COLUMBUS, Ohio - On the 10th anniversary of the Salt Lake City Winter Olympic Games -- an event Mitt Romney frequently cites as having rescued -- Rick Santorum on Saturday launched a blistering attack on his rival, accusing him of hypocrisy by using an earmark to help finance the Games.

"One of Mitt Romney's greatest accomplishments, one of the things he talks about most, is how he heroically showed up on the scene and bailed out and resolved the problems of the Salt Lake City Olympic Games. He heroically bailed out the Salt Lake City Olympic Games by heroically going to Congress and asking them for tens of millions of dollars to bail out the Salt Lake games -- in an earmark, in an earmark for the Salt Lake Olympic games," Santorum told a crowd of about 200 people at a tea party rally here.

His voice was heavy with disdain and sarcasm, as Romney has spent the past week painting the ex-Pennsylvania senator as a king of earmarks and an inauthentic fiscal conservative.

"Does the word hypocrisy come to mind?" he asked the audience. He also noted that Arizona Sen. John McCain, one of Romney's top surrogates, once called the federal earmark for the Games a "boondoggle."

Democrats hit Romney for using taxpayer dollars for Olympics

The Romney camp was also quick to respond, renewing its criticism of Santorum's work to procure $500,000 in taxpayer funds for a polar bear exhibit at the Pittsburgh Zoo.
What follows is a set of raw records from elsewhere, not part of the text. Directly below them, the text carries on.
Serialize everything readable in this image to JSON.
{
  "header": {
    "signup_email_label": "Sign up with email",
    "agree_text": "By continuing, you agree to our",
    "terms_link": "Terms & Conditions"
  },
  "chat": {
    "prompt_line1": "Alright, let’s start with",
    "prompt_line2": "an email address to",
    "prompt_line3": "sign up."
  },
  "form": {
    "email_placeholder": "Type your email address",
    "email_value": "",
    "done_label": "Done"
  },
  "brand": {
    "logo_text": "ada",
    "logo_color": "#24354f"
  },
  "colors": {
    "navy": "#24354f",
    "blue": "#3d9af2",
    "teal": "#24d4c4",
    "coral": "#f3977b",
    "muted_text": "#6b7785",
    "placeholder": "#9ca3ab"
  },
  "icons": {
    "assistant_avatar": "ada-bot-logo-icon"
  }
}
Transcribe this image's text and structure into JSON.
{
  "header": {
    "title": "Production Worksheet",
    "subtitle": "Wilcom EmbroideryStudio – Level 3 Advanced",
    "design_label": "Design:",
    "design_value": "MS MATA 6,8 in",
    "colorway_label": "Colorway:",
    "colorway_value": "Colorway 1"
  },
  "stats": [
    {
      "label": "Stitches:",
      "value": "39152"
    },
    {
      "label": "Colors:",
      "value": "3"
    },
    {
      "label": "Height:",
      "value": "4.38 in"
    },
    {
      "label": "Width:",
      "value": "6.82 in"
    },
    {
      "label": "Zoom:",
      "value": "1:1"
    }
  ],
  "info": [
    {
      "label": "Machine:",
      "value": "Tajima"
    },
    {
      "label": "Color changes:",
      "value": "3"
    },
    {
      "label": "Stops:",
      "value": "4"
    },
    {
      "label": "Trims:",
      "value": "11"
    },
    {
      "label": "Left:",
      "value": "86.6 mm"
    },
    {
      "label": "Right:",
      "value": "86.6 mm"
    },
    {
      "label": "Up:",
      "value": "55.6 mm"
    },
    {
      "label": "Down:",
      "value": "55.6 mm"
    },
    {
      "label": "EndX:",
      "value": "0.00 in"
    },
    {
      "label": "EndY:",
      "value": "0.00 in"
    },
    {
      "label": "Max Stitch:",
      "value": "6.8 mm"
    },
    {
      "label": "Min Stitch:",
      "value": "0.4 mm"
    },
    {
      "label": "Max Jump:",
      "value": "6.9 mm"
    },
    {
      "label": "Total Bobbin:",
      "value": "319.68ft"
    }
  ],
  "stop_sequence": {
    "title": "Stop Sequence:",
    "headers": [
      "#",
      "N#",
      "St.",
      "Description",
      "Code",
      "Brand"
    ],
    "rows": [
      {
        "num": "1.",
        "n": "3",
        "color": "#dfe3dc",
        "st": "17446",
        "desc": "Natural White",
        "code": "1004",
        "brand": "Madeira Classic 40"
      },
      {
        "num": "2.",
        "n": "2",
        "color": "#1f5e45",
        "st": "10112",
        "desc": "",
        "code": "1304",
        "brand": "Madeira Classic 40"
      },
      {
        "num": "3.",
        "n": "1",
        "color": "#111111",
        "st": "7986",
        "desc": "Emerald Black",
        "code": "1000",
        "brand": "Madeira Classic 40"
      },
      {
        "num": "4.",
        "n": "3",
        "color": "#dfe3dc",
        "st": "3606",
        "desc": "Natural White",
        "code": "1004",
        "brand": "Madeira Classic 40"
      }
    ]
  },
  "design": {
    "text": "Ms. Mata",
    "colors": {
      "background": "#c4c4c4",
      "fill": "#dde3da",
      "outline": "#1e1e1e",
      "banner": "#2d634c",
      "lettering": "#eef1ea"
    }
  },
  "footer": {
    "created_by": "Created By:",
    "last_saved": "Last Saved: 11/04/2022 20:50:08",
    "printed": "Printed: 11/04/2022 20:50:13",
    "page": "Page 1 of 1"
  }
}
They said the majority of federal funds for the Salt Lake Games was for security purposes and had been sought by federal, state, and local law enforcement.

"Sometimes when you shoot from the hip, you end up shooting yourself in the foot. There is a pretty wide gulf between seeking money for post-9/11 security at the Olympics and seeking earmarks for polar bear exhibits at the Pittsburgh Zoo," said Andrea Saul, a Romney spokeswoman. "Mitt Romney wants to ban earmarks; Senator Santorum wants more 'Bridges to Nowhere.'"

Santorum has not disavowed earmarks, instead choosing to defend his spending record and identifying himself as a lawmaker who supported correcting the system once it was abused. "But the idea that every earmark is a bad one is simply false," he told the crowd.

Santorum also attacked Obama in unusually harsh terms, saying the president's agenda is "not about you. It's not about your quality of life. It's not about your jobs. It's about some phony ideal. Some phony theology. Oh, not a theology based on the Bible, a different theology."